My advice is to document all of your meetings with your supervisor and document your work and efforts to be a good employee. Employers can let you go in all states that are 'right to work' states with little or no reason, but if you're doing your best, have a good track record and are upfront, as you've been, there are legal guidelines employers must follow and letting you go or demoting you or simply being unsupportive are frowned up in the law. Problem is………you have to be proactive in protecting yourself (while tired and stressed from your medical situation). Doing that documentation made all the difference for me in the long run. I could have sued my employer and they know it and there are times I wish I had but my lawyer advised that the stress of that would be high and wouldn't help my recovery. I'm still angry and bitter about how I was treated but I'm ok with having moved on the best way I could to protect my overall health.
Please don't feel guilty or inadequate or bad about your performance at work. You're doing your best and employers need to adjust to health issues if they are decent people and if they are not, be prepared to document your side of the story.
Hugs

Tue, Sep 3 2:46pm · Palliative Care: What is it? How do I get it? in Cancer: Managing Symptoms

I found the lack of any emotional support from our medical people during my breast cancer journey very disappointing. However, that's how I found the Mayo site and it's been a real blessing and help. To finally find someone who acknowledges that having cancer and now being a cancer caregiver is difficult and challenging has been uplifting. I tend to both act and be strong but underneath that is great fear and sadness that I'm sure is universal. When you act like you have it 'all together' doctors tend to think you do and don't offer much hand holding. As my husband and I face his cancer we have found that our world view on illness and death are somewhat different. I think it's important that my husband has the chance to talk to a counselor without me and then for me to talk with the counselor without the interference/noise of years of married life, I hope I can see my husband's point of view better and be better able to help him face this diagnosis. I'm a fix it, get it done, do whatever it takes kind of person with illness and he's a quality of life guy who is much more accepting of death……..this will help us work this out and I think we won't feel so alone and abandoned. My husband's difficult diagnosis of Cancer of Unknown Primary (which persists after 18 months) has been a whole new kind of stress.

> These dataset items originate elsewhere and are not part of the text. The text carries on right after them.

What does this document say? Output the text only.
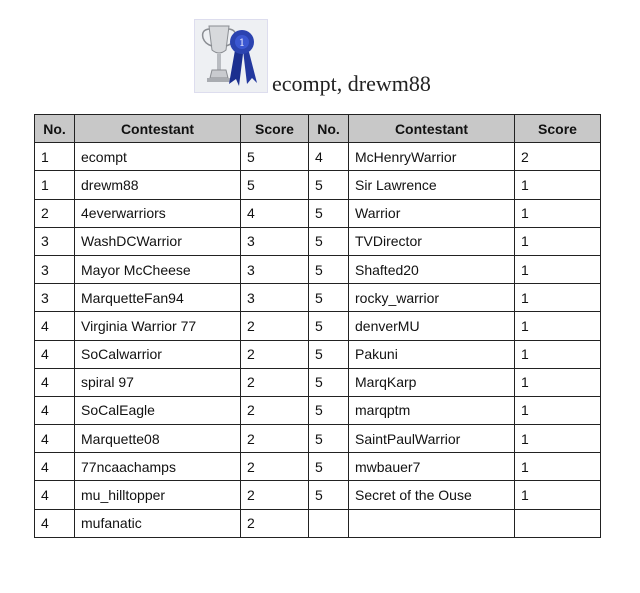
1
ecompt, drewm88
No.	Contestant	Score	No.	Contestant	Score
1	ecompt	5	4	McHenryWarrior	2
1	drewm88	5	5	Sir Lawrence	1
2	4everwarriors	4	5	Warrior	1
3	WashDCWarrior	3	5	TVDirector	1
3	Mayor McCheese	3	5	Shafted20	1
3	MarquetteFan94	3	5	rocky_warrior	1
4	Virginia Warrior 77	2	5	denverMU	1
4	SoCalwarrior	2	5	Pakuni	1
4	spiral 97	2	5	MarqKarp	1
4	SoCalEagle	2	5	marqptm	1
4	Marquette08	2	5	SaintPaulWarrior	1
4	77ncaachamps	2	5	mwbauer7	1
4	mu_hilltopper	2	5	Secret of the Ouse	1
4	mufanatic	2			
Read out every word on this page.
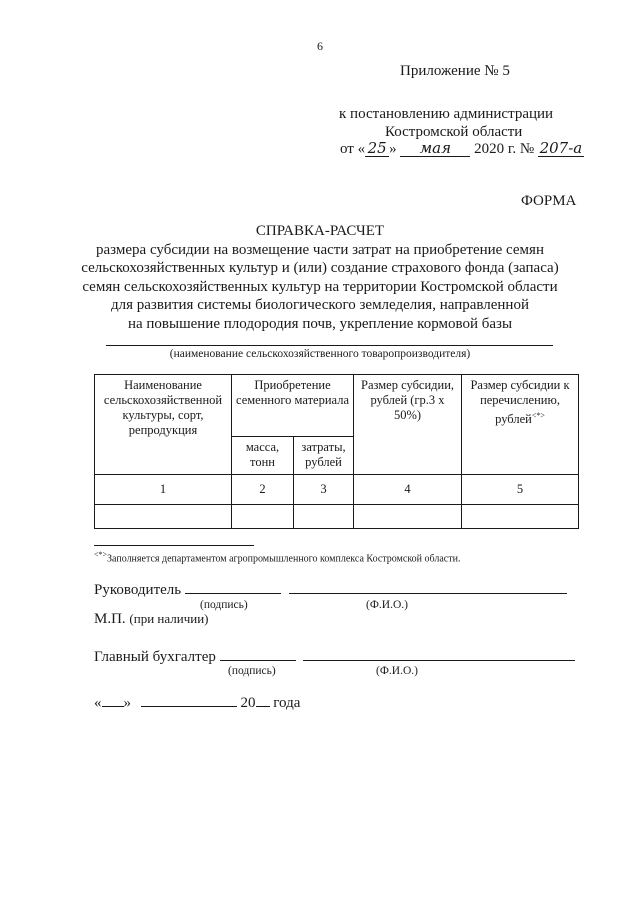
6
Приложение № 5
к постановлению администрации
Костромской области
от « 25 » мая 2020 г. № 207-а
ФОРМА
СПРАВКА-РАСЧЕТ
размера субсидии на возмещение части затрат на приобретение семян
сельскохозяйственных культур и (или) создание страхового фонда (запаса)
семян сельскохозяйственных культур на территории Костромской области
для развития системы биологического земледелия, направленной
на повышение плодородия почв, укрепление кормовой базы
(наименование сельскохозяйственного товаропроизводителя)
Наименование сельскохозяйственной культуры, сорт, репродукция	Приобретение семенного материала		Размер субсидии, рублей (гр.3 x 50%)	Размер субсидии к перечислению, рублей<*>
	масса, тонн	затраты, рублей		
1	2	3	4	5

<*>Заполняется департаментом агропромышленного комплекса Костромской области.
Руководитель
(подпись)	(Ф.И.О.)
М.П. (при наличии)
Главный бухгалтер
(подпись)	(Ф.И.О.)
« »	20 года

Tue, Sep 3 1:34pm · Palliative Care: What is it? How do I get it? in Cancer: Managing Symptoms

My husband was offered palliative care when he was diagnosed and that was a year ago. Unfortunately the team that does this for our insurance/doctors were very weak in explaining what that really was or what they could do. Just last week I finally got an answer and some support. The addition of palliative care is very important and helpful but the quality of the team providing it makes all the difference. I'm grateful to finally have found a social worker within the team who 'gets it' and is helping us get more support.